From the left, anti-corporate conspiracy theorists argue that the Common Core is a tool of the corporate testing industry that hamstrings teacher and student creativity and autonomy.
Neither of these extremes is accurate.
The Common Core controversy isn't a big topic in Eagle County because our schools are engaged in the real work of teaching to these new, and higher, expectations. Our teachers understand their value and have worked literally thousands of hours in ensuring that our curriculum aligns properly with the standards.
Standards Vs. Curriculum
A key distinction to note is that standards are not the same as a curriculum. The standards are expectations of what students should know at various points of their scholastic career. Curriculum is the planned interaction of students, teachers, lessons, instructional supports and resources, with progress-oriented assessment, which constitutes a system of learning.
If we are to be a high-performing education system, then it is important that we have a clear and rigorous set of standards. It is also important that we allow our professional educators the autonomy to adapt lessons and teaching to help students meet these standards.
If we put shrill, ideological histrionics aside, schools in Eagle County are focused on having, as a basis, a clear and well-articulated set of standards that is benchmarked against the highest-performing education systems in the world.
For us, the Colorado's Academic Standards provide a basis of high expectations for every student. From this, we have locally developed curricula that includes the "what" (content being covered) and the "when" (in what order) necessary to meet these expectations.
We intentionally don't prescribe the "how" to teachers. Our teachers are highly educated, experienced and licensed professionals who need and deserve the flexibility and autonomy to adapt instruction to meet the needs of each student. A prescriptive method of telling teachers how to teach marginalizes their value and depresses the results we seek: higher achievement in our students.

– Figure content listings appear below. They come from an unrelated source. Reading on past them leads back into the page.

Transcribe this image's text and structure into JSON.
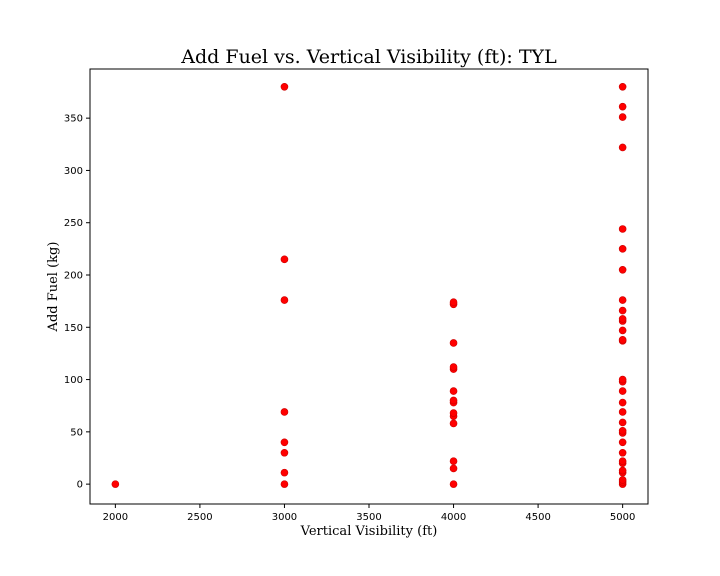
{
  "chart_data": {
    "type": "scatter",
    "title": "Add Fuel vs. Vertical Visibility (ft): TYL",
    "xlabel": "Vertical Visibility (ft)",
    "ylabel": "Add Fuel (kg)",
    "xlim": [
      1850,
      5150
    ],
    "ylim": [
      -19,
      397
    ],
    "xticks": [
      2000,
      2500,
      3000,
      3500,
      4000,
      4500,
      5000
    ],
    "yticks": [
      0,
      50,
      100,
      150,
      200,
      250,
      300,
      350
    ],
    "grid": false,
    "marker_color": "#ff0000",
    "series": [
      {
        "points": [
          [
            2000,
            0
          ],
          [
            3000,
            0
          ],
          [
            3000,
            11
          ],
          [
            3000,
            30
          ],
          [
            3000,
            40
          ],
          [
            3000,
            69
          ],
          [
            3000,
            176
          ],
          [
            3000,
            215
          ],
          [
            3000,
            380
          ],
          [
            4000,
            0
          ],
          [
            4000,
            15
          ],
          [
            4000,
            22
          ],
          [
            4000,
            58
          ],
          [
            4000,
            65
          ],
          [
            4000,
            68
          ],
          [
            4000,
            78
          ],
          [
            4000,
            80
          ],
          [
            4000,
            89
          ],
          [
            4000,
            110
          ],
          [
            4000,
            112
          ],
          [
            4000,
            135
          ],
          [
            4000,
            172
          ],
          [
            4000,
            174
          ],
          [
            5000,
            0
          ],
          [
            5000,
            2
          ],
          [
            5000,
            4
          ],
          [
            5000,
            11
          ],
          [
            5000,
            13
          ],
          [
            5000,
            20
          ],
          [
            5000,
            22
          ],
          [
            5000,
            30
          ],
          [
            5000,
            40
          ],
          [
            5000,
            49
          ],
          [
            5000,
            51
          ],
          [
            5000,
            59
          ],
          [
            5000,
            69
          ],
          [
            5000,
            78
          ],
          [
            5000,
            89
          ],
          [
            5000,
            98
          ],
          [
            5000,
            100
          ],
          [
            5000,
            137
          ],
          [
            5000,
            138
          ],
          [
            5000,
            147
          ],
          [
            5000,
            156
          ],
          [
            5000,
            158
          ],
          [
            5000,
            166
          ],
          [
            5000,
            176
          ],
          [
            5000,
            205
          ],
          [
            5000,
            225
          ],
          [
            5000,
            244
          ],
          [
            5000,
            322
          ],
          [
            5000,
            351
          ],
          [
            5000,
            361
          ],
          [
            5000,
            380
          ]
        ]
      }
    ]
  }
}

There are legitimate questions to ask about how the Common Core standards have been hitched to requirements around federal education grants and flexibility from No Child Left Behind as part of a larger discussion about the general federal overreach into education policy.
There are also good questions to be raised about the testing and punitive accountability measures that are just on the horizon and if more "blame and shame" education policies will really lead us to better outcomes. And we should question those places that seek to put educators into a "teach by numbers" approach in which they follow a strict and step-by-step guide.
All of these areas need to be scrutinized. But let's be clear and separate these potential problems from the standards themselves. The standards represent clear, higher order and internationally benchmarked outcomes our students need to shoot for to be competitive in this global economy.
Radically changing standards at this point, or stripping out the Common Core-aligned literacy and numeracy standards, would be devastating to important curriculum alignment work happening in our schools. Further, it would cause years of personal work from hundreds of our teachers to be tossed out for naught. It would be a disrespectful and colossal waste of our limited energy, time and resources if we were to let this effort become derailed by the politics of ideological extremism.
I urge our state leaders to carefully consider the implications of such a decision. We should guard against any ideologically motivated overreactions to the standards out of respect for the practitioners we have working on their implementation and our main goal of being a globally competitive education system.